Os enredos para filmes são escritos por estudantes, soldados e ascensoristas. Geralmente são uma espécie de jogo de paciência: a fábrica de filmes dispõe de um naufrágio, uma corrida de cavalos, a construção do último andar de um arranha-céu, o estouro de uma boiada. Então, pede aos seus colaboradores que reúnam tudo isso num enredo. Eles não têm mais do que articular, com uma certa lógica, as referidas peças. E o trabalho está pronto.

Se o admirável Cervantes não houvesse naufragado numa ilha deserta e não tivesse sentido a necessidade de encher o tempo com alguma ocupação, talvez a literatura universal não contasse hoje uma das suas mais lindas expressões: o Dom Quixote de la Mancha.

Ainda mais: Fernão Mendes Pinto, que é um dos mais legítimos clássicos da língua portuguesa, nunca soube que era escritor. Se lá no Paraíso, onde ele deve estar, lhe contaram que deixou sobre a terra páginas primorosas e que é considerado um mestre da língua que falou, ele, como bom marujo, há de dar gostosas gargalhadas. Sabe-se que depois das suas viagens, já velho e cheio de achaques, recebeu uma tença e foi morar pobremente do outro lado do Tejo, naquela pitoresca Cacilhas, dos passeios dominicais sobre jericos. Ali também, para matar o tempo que o matava, ele foi escrevendo as Peregrinações, na completa ignorância dos seus coevos e de si mesmo. Mais tarde compreendeu-se que aquilo não era apenas um livro: era um monumento.

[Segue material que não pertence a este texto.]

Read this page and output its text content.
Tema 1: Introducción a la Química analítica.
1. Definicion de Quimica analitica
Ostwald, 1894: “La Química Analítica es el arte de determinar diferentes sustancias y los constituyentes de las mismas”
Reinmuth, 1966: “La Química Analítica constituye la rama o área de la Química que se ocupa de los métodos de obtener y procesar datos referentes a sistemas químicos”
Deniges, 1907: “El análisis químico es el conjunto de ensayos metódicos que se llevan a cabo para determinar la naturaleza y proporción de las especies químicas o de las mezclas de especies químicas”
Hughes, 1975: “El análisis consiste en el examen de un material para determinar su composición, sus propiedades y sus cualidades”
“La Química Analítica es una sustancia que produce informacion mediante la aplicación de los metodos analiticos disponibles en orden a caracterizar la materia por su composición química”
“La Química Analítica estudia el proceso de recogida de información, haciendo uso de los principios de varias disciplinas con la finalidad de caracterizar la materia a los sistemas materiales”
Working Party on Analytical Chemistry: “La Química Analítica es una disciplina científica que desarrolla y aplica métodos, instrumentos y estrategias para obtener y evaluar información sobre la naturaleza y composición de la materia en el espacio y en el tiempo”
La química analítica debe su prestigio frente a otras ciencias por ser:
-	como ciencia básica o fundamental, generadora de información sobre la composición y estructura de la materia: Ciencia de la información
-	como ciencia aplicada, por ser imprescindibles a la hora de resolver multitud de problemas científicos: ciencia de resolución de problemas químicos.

Aqui mesmo temos exemplos. Manoel Antonio de Almeida, autor de Memórias de um Sargento de Milícias, que é um precursor e um grande romancista, foi tratar da vida. Diz um de seus críticos: "Escreveu-as de um jato, vê-se, e com uma absoluta despreocupação de forma - mais: com um relaxamento imperdoável". Os editores baratos, durante quase um século, acabaram de comprometer o aspecto da obra.

"E assim chegou até nós essa obra-prima -, acrescenta o crítico -, linda criatura coberta de frangalhos, cara suja, cabelos despenteados, unhas compridas..." Só ficou como devia quando alguém - parece-me que o nosso grande Lobato - deu-lhe um banho com caco de telha.

Outro livro interessante: O Paulista. Escreveu-o o dr. Augusto Cesar Barros Cruz, de Itu, nos anos que se seguiram a 1890; foi publicado naquela cidade, numa modestíssima edição, em 1895. Conta-se que a obra encalhou e quando o autor morreu ainda havia montões de livros, atulhando quartos. Esse romance que o autor escreveu - segundo conta o prefácio - porque a crise não permitia que exercesse com vantagem a sua profissão de advogado, é nada menos do que uma linda novela do tempo das bandeiras, mostrando notável conhecimento de história, com figuras bem desenhadas e quadros nitidamente evocados do nosso remoto passado. Apresenta-nos também Palmares, com uma forte emoção. No entanto, é o trabalho inesperado de um homem de talento que, no fim da vida, por motivos exteriores, quis escrever um livro. Ele, com certeza, não sabia que era romancista.